A copy of Leonardo da Vinci's iconic "The Last Supper" will also remain on display in St. Albans Cathedral.Print Collector / Getty Images

Dr. Jeffrey John, the Dean of St. Albans Cathedral, made the decision to display the artwork as protests continue worldwide against racial injustice in the wake of the death of George Floyd.

"The church is not in a strong position to preach to others about justice, racial or otherwise," John said in a statement. "But our faith teaches that we are all made equally in the image of God, and that God is a God of justice.

"Black lives matter, so this is why we have turned our Altar of the Persecuted into a space for reflection and prayer with Lorna’s altarpiece at the heart."

Wadsworth created the painting in 2009 using a Jamaican model for Jesus.

"Painting the Last Supper altarpiece made me really think about how we are accustomed to seeing Jesus portrayed," she said in a statement. "Experts agree he would most likely have had Middle Eastern features, yet for centuries European artists have traditionally painted Christ in their own image.

"I cast Jamaican-born model Tafari Hinds as my Jesus to make people question the Western myth that he had fair hair and blue eyes.

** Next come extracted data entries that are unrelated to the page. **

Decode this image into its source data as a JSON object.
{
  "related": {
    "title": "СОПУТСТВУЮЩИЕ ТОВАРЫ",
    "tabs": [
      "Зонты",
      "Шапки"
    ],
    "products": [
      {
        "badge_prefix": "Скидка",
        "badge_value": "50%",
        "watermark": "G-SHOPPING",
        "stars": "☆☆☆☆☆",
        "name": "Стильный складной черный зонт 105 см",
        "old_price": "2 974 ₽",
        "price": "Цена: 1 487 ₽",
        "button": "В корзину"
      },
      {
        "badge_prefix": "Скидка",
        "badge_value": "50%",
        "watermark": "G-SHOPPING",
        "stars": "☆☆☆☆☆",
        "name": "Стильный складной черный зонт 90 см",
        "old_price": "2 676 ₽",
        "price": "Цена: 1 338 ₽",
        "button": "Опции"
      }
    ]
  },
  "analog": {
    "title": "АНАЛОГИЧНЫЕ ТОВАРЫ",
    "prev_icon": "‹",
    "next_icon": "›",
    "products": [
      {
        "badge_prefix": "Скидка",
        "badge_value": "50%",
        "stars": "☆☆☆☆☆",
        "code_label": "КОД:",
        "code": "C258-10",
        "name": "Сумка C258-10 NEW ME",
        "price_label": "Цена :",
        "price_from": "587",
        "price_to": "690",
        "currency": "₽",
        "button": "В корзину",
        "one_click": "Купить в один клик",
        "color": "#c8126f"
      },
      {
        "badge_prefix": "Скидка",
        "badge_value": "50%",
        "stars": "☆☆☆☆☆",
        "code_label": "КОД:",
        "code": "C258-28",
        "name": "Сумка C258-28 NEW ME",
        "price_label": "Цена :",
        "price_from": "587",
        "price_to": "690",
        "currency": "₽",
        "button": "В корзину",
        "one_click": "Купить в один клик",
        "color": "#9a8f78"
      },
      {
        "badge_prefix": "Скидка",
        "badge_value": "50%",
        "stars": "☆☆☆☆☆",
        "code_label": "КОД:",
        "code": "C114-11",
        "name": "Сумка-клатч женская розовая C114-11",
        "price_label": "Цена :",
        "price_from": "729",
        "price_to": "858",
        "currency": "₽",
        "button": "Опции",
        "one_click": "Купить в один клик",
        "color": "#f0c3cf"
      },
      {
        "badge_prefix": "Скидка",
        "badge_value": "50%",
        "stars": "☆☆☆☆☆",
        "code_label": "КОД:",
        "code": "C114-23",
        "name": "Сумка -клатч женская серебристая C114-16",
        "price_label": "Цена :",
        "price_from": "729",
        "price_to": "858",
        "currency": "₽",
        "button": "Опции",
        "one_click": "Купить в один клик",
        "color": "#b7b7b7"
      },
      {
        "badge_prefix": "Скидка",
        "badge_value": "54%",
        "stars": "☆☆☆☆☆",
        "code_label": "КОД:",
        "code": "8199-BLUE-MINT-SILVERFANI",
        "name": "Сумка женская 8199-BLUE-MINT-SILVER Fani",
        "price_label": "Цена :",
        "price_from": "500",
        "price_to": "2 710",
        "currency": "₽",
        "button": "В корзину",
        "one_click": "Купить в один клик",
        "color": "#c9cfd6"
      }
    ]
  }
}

My portrayal of him is just as ‘accurate’ as the received idea that he looked like a Florentine."

St. Albans Cathedral, which dates back to the 8th Century, will put the painting on display starting on July 4. Lorna May Wadsworth

This isn't the first time Wadsworth's painting has made headlines. Last year, it was discovered that a bullet hole in the right side of Jesus' torso was from an air rifle pellet, according to the BBC.

She discovered it while the painting was being moved for an exhibit in Sheffield, England. The hole was in the same spot that a Roman soldier is said to have pierced Christ's side to check he was dead.

The leader of the Church of England has also weighed in on the portrayal of Jesus as a Black man. Rev. Justin Welby, the Archbishop of Canterbury, tweeted four different artistic renderings of Jesus on June 27 and wrote that "Jesus was Middle Eastern, not white."

"It's important we remember this," he wrote. "But the God we worship in Christ is universal, and the hope he offers is good news for us all."

Welby told the BBC in a radio interview on June 26 that the way churches in the West portray Jesus needs to be reimagined.

"You go into their churches (around the world) and you don't see a White Jesus - you see a Black Jesus, or Chinese Jesus, or a Middle Eastern Jesus - which is of course the most accurate," Welby said. "You see a Fijian Jesus - you see Jesus portrayed in as many ways as there are cultures, languages and understandings."

Welby added that the church is also scrutinizing statues and monuments that have links to Britain's colonial past and the slave trade.

"We're going to be looking very carefully, and putting them in context and seeing if they all should be there," he said.